HIV-Infektionen sind weltweit verbreitet, allerdings mit unterschiedlichen regionalen Infektionswegen und -zahlen. In den westlichen Industriestaaten sind Männer, die Sex mit Männern haben, die größte Gruppe der Menschen mit HIV. In Subsahara Afrika erfolgen die meisten Infektionen durch ungeschützten Verkehr zwischen heterosexuellen Menschen. Und in Osteuropa ist intravenöser Drogengebrauch häufigster Infektionsweg.

Im Austausch mit zugewanderten Menschen mit HIV lernten Berater in lokalen Beratungsstellen schnell, dass Einstellungen und Vorstellungen zum Thema HIV und AIDS oft stark von denen in Deutschland abweichen. Ängste und Stigmatisierung sind oft gerade in den Regionen ausgeprägter als hierzulande, in denen die Gesamtinfektionsrate weit höher ist als in Deutschland.

Rasch wurde daher deutlich, dass nicht nur individuelle Hilfe notwendig ist, sondern auch Aufklärung und Beratung im direkten Umfeld, den Gemeinden, den Communities der Zuwanderer. Und erste Erfahrungen zeigten und zeigen, dass dies am erfolgreichsten ist, wenn gut integrierte Zuwanderer an dieser Beratung und an der Prävention aktiv beteiligt sind.

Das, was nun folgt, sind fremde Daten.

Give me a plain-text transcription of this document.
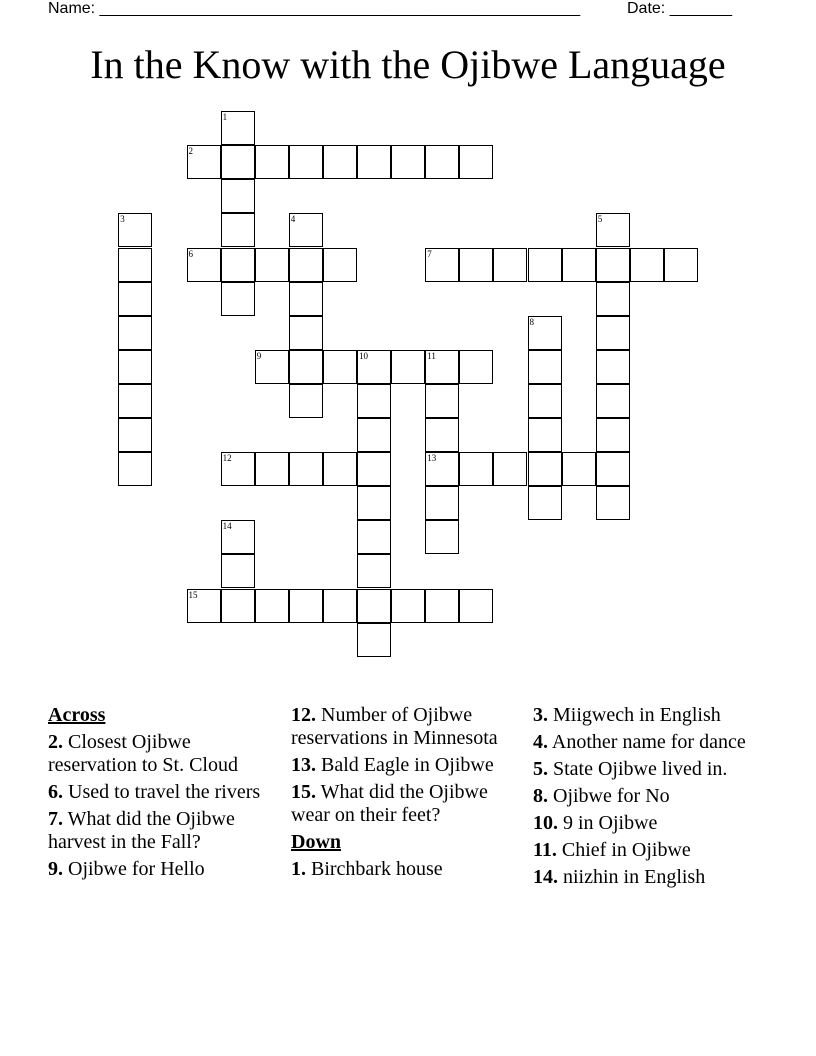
Name: ______________________________________________________	Date: _______
In the Know with the Ojibwe Language
1
2
3	4	5
6	7
8
9	10	11
12	13
14
15
Across
2. Closest Ojibwe reservation to St. Cloud
6. Used to travel the rivers
7. What did the Ojibwe harvest in the Fall?
9. Ojibwe for Hello
12. Number of Ojibwe reservations in Minnesota
13. Bald Eagle in Ojibwe
15. What did the Ojibwe wear on their feet?
Down
1. Birchbark house
3. Miigwech in English
4. Another name for dance
5. State Ojibwe lived in.
8. Ojibwe for No
10. 9 in Ojibwe
11. Chief in Ojibwe
14. niizhin in English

So wurden Projekte mit lokalen Partnern, mit Aidshilfen, kirchlichen Beratungsstellen und Universitäten entwickelt, die sich speziell an Migrantinnen und Migranten wenden. Das Projekt „Muttersprachler klären auf“ der Stadtmission Nürnberg, das sich an Flüchtlinge in Aufnahmeeinrichtungen wendet, beschreibt bereits in seinem Namen, was getan wird. Im Projekt „Helping hand“ des Universitätsklinikums Frankfurt helfen gut integrierte und therapierte HIV-positive Migrantinnen und Migranten Neuankömmlingen, sich den Herausforderungen der Infektion zu stellen. Die Berliner AIDS-Hilfe richtet sich mit dem Projekt „Ost Europa im Fokus. Prävention und Beratung von MigrantInnen“ an Menschen aus der Region, in der die Neuinfektionsraten am stärksten steigen.

Dank der großzügigen Förderung der PKV konnte die Deutsche AIDS-Stiftung seit 2011 mittlerweile dreizehn Projekte für Migrantinnen und Migranten weiterhin unterstützen und sogar deutlich ausbauen. Der PKV-Verband hat für diese Hilfen seitdem mehr als 350.000 Euro bereitgestellt. Dieses Engagement ist umso bemerkenswerter, als es sich bei der Zielgruppe in aller Regel nicht um potenzielle Versicherungsnehmer handelt.